Politykę międzynarodową reguluje ścisły protokół. I zgodnie z nim tacy liderzy jak David Cameron czy Viktor Orban przyjeżdżając do Polski na ważne rozmowy polityczne, muszą dopełnić protokołu. Czyli spotkać się i zrobić sobie zdjęcie z Beatą Szydło. Dopiero później mogą się zająć robieniem poważnej polityki, czyli spotkaniem z Jarosławem Kaczyńskim.
Podział władzy w Polsce jest jasny: rządzi Jarosław Kaczyński, a Beata Szydło i Andrzej Duda spotykają się z różnymi ważnymi ludźmi i robią sobie z nimi zdjęcia. W przypadku prezydenta to norma, bo formalnie ma on niewielką władzę. Ale dotychczas szef rządu był rzeczywistym kreatorem polityki.
Degradacja
Dzisiaj Beata Szydło sprowadziła tę funkcję do roli figurantki. Bo politycy, którzy przyjeżdżają do Polski, by porozmawiać z Jarosławem Kaczyńskim, muszę też porozmawiać z Beatą Szydło. Takie są wymogi protokołu dyplomatycznego.
Ale z reguły są to krótkie spotkania, poprzedzone bądź zwieńczone zdawkowymi oświadczeniami. Tak było podczas rozmów z Viktorem Orbanem w Warszawie i w Budapeszcie. Na tym tle spotkanie węgierskiego premiera z Jarosławem Kaczyńskim było więc maratonem rozmów. Podobnie jak przypadek wizyty Davida Camerona.
Krótko i bez konkretów
Znamienne jest też to, że Szydło i Cameron wygłosili oświadczenia przed spotkaniem. Zapewniali o przyjaźni, partnerstwie i woli do rozmów. Czyli powtarzali dyplomatyczne ogólniki. Beata Szydło przez kilka minut wypełniała eter mową-trawą.
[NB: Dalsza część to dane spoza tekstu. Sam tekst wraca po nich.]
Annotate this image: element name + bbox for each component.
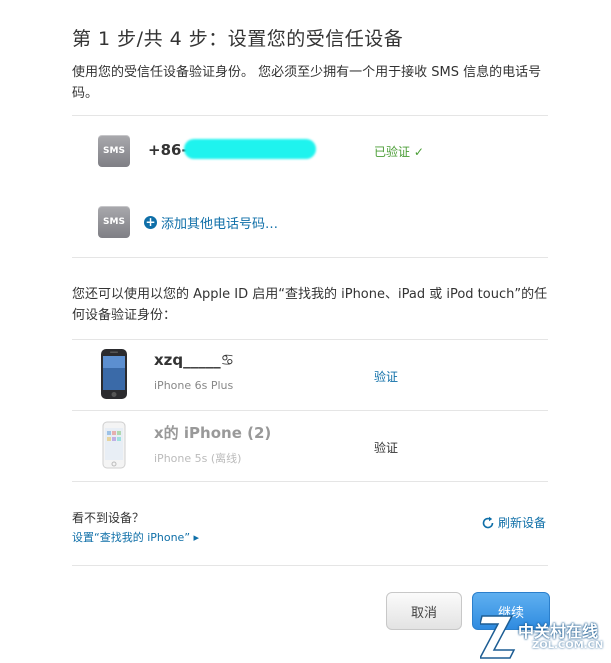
check-icon: ✓ [413, 145, 424, 159]
device-name: x的 iPhone (2) [154, 424, 272, 442]
iphone-icon [102, 421, 126, 469]
intro-text: 使用您的受信任设备验证身份。 您必须至少拥有一个用于接收 SMS 信息的电话号码… [72, 65, 542, 101]
iphone-icon [101, 349, 127, 399]
page-title: 第 1 步/共 4 步：设置您的受信任设备 [72, 28, 404, 50]
watermark-subtext: ZOL.COM.CN [532, 640, 604, 651]
refresh-icon [482, 516, 494, 528]
watermark-text: 中关村在线 [518, 622, 599, 641]
refresh-devices-link[interactable]: 刷新设备 [481, 514, 546, 531]
cant-see-device-text: 看不到设备？ [72, 511, 145, 525]
redaction-mask [184, 139, 316, 159]
divider [72, 565, 548, 566]
cancel-button[interactable]: 取消 [386, 592, 462, 630]
divider [72, 339, 548, 340]
setup-find-my-iphone-link[interactable]: 设置“查找我的 iPhone” ▸ [72, 529, 199, 545]
device-name: xzq_____♋ [154, 351, 235, 369]
sms-icon: SMS [98, 135, 130, 167]
devices-intro-text: 您还可以使用以您的 Apple ID 启用“查找我的 iPhone、iPad 或… [72, 287, 548, 323]
device-model: iPhone 6s Plus [154, 379, 234, 392]
divider [72, 481, 548, 482]
verified-label: 已验证 [374, 145, 411, 159]
divider [72, 410, 548, 411]
device-model: iPhone 5s (离线) [154, 452, 242, 465]
phone-number: +86- [148, 141, 188, 159]
verify-device-link[interactable]: 验证 [374, 439, 398, 456]
divider [72, 257, 548, 258]
verify-device-link[interactable]: 验证 [374, 368, 398, 385]
refresh-label: 刷新设备 [498, 516, 547, 530]
plus-circle-icon: + [144, 215, 157, 229]
add-phone-label: 添加其他电话号码… [161, 217, 279, 232]
sms-icon: SMS [98, 206, 130, 238]
divider [72, 115, 548, 116]
verified-status: 已验证 ✓ [374, 143, 424, 160]
add-phone-link[interactable]: + 添加其他电话号码… [144, 213, 278, 232]
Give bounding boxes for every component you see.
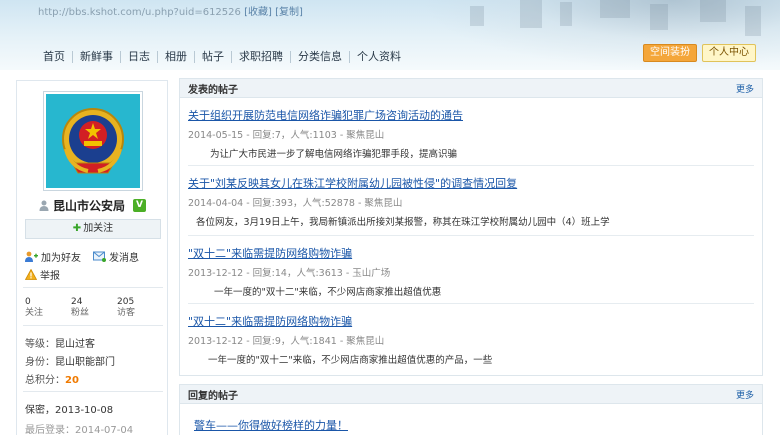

Później Cameron spotkał się z Prezesem i to Jarosław Kaczyński poinformował o ustaleniach. Prezes mówił, że rozmawiał z Cameronem o wschodniej flance NATO, a także uzyskał "pełne zabezpieczenie" przywilejów Polaków na Wyspach.
Czekając na Prezesa
Na zakończenie tych rozmów czekał też rzecznik rządu, który opóźnił swoją konferencję prasową. Stwierdził, że w trzech tematach "zapadły pewne ustalenia", ale niektóre sprawy będą jeszcze przedmiotem negocjacji. Czyli podobnie jak w przypadku szefowej mowa-trawa.
Bo to Jarosław Kaczyński jest od podejmowania decyzji. Jest menadżerem, jak określił go Jacek Karnowski na Forum Ekonomicznym w Krynicy. Nie mają co do tego wątpliwości zachodnie media, które często zaznaczają w tekstach o Polsce, że to właśnie Jarosław Kaczyński, a nie Szydło czy Duda, jest najpotężniejszym człowiekiem w kraju.
Pani od zdjęć
Skoro wątpliwości nie mają dziennikarze, to tym bardziej nie mają ich dyplomaci, którzy wiedzą jak się sprawy u nas mają. Tyle, że oni nie mogą stwierdzić wprost, że Szydło nie ma żadnej realnej władzy. A tym bardziej nie mogą tego pokazać. "Usłyszałem w Brukseli: W Polsce z szefową rządu robisz sobie zdjęcia ale sprawy załatwiasz z szefem partii" – napisał na Twitterze Maciej Sokołowski z TVN24.
Ale politycy są przyzwyczajeni do odbywania nic nieznaczących spotkań, które wymusza na nich ceremoniał, by później spotkać się z prawdziwym decydentem. Problem pojawia się, kiedy Szydło jest naszym jedynym reprezentantem. Jak chociażby na posiedzeniu Rady Europejskiej za dwa tygodnie. Wtedy czeka nas powrót do dzwonienia po instrukcje do Warszawy.